The NLU Pipeline
Executing the Pipeline
Requirements
Executing the Natural Language Understanding (NLU) Pipeline allows to extract a Natural Language dataset from a database and a set of configuration files, in order to train a NLU model. To execute the pipeline, the following need to be installed in your machine (please refer to the official documentations for instructions on how to install them).

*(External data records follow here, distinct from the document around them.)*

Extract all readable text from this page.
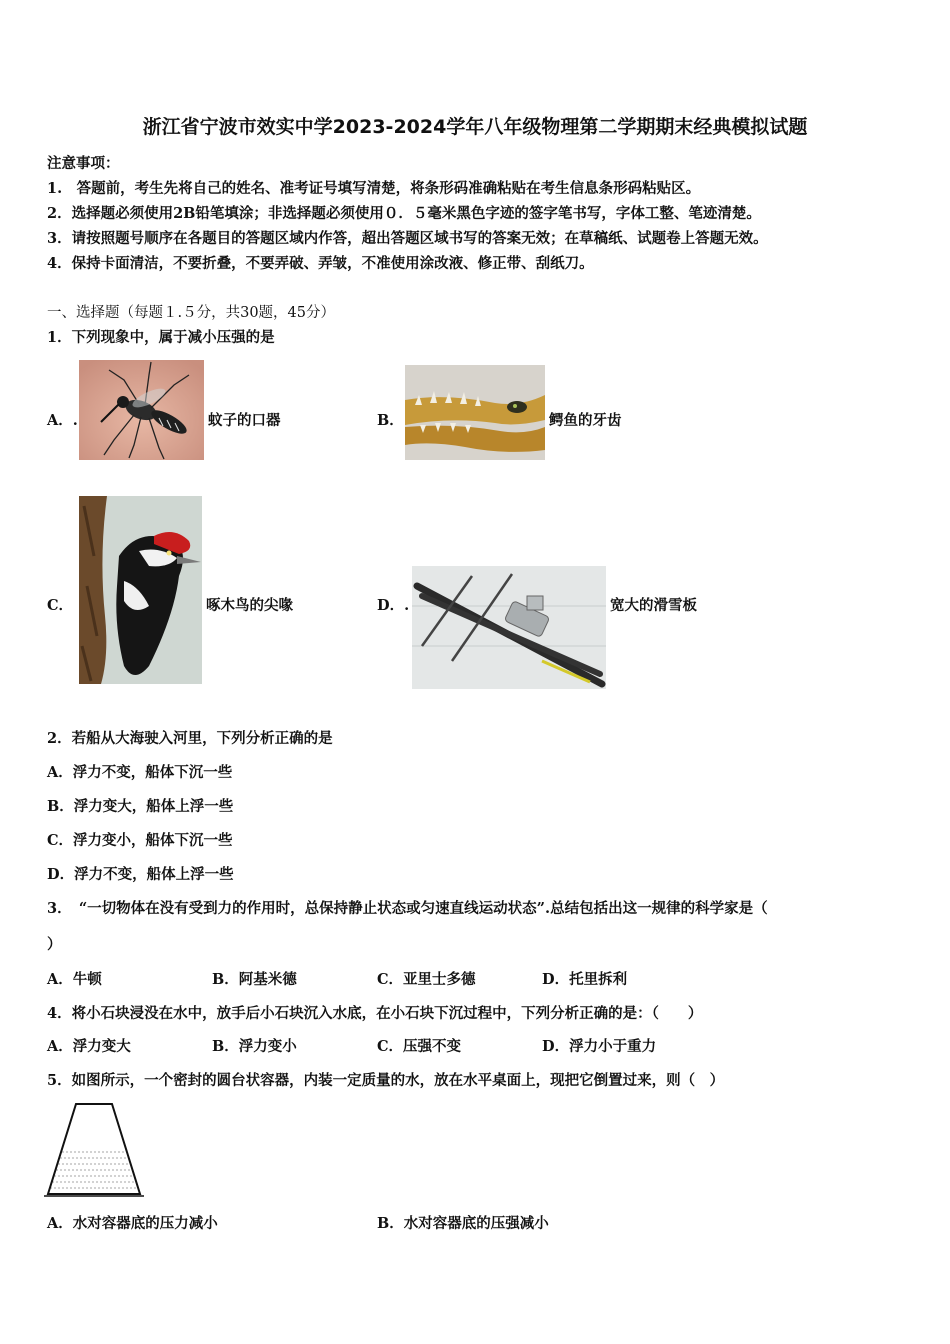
浙江省宁波市效实中学2023-2024学年八年级物理第二学期期末经典模拟试题
注意事项：
1.　答题前，考生先将自己的姓名、准考证号填写清楚，将条形码准确粘贴在考生信息条形码粘贴区。
2．选择题必须使用2B铅笔填涂；非选择题必须使用０．５毫米黑色字迹的签字笔书写，字体工整、笔迹清楚。
3．请按照题号顺序在各题目的答题区域内作答，超出答题区域书写的答案无效；在草稿纸、试题卷上答题无效。
4．保持卡面清洁，不要折叠，不要弄破、弄皱，不准使用涂改液、修正带、刮纸刀。
一、选择题（每题１.５分，共30题，45分）
1．下列现象中，属于减小压强的是
A．.	蚊子的口器	B．	鳄鱼的牙齿
C．	啄木鸟的尖喙	D．.	宽大的滑雪板
2．若船从大海驶入河里，下列分析正确的是
A．浮力不变，船体下沉一些
B．浮力变大，船体上浮一些
C．浮力变小，船体下沉一些
D．浮力不变，船体上浮一些
3．　“一切物体在没有受到力的作用时，总保持静止状态或匀速直线运动状态”.总结包括出这一规律的科学家是（
）
A．牛顿	B．阿基米德	C．亚里士多德	D．托里拆利
4．将小石块浸没在水中，放手后小石块沉入水底，在小石块下沉过程中，下列分析正确的是：（　　）
A．浮力变大	B．浮力变小	C．压强不变	D．浮力小于重力
5．如图所示，一个密封的圆台状容器，内装一定质量的水，放在水平桌面上，现把它倒置过来，则（　）
A．水对容器底的压力减小	B．水对容器底的压强减小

Before continuing, a database is needed. Be sure to have a DBMS running
on your system or on a remote server, and remember to set the
appropriate SQL dialect needed in the file
chatidea/database/broker.py.
Install all Python and Node.js dependencies in a virtual environment using the following command:
PIPENV_VENV_IN_PROJECT=1 pipenv install --dev
npm i --dev
Then edit the .env file to fit your environment. If the .env
file does not exist, copy the provided example template. This can be
done using the following command.
cp .env.example .env
Running the Pipeline
The NLU pipeline is fully contained in the directory nlu-model, thus
be sure to change the directory using the following command before
executing the pipeline.
cd nlu-model
Generate Data and Train the Model
The Natural Language Pipeline is fully tracked with
DVC. Most of the time, you can download the
pre-trained models and any intermediate file, avoiding the need of
retraining. To do this, you can simply run the command dvc pull.
However, if you edit any file required by the NLU model, you change the
database, or you simply want to re-train the whole model, you can
re-execute the pipeline using the following command.
dvc repro
If you want to share the built version of the model and any intermediate
files with collaborators, after a commit you can run dvc push to
push all the built files that have changed.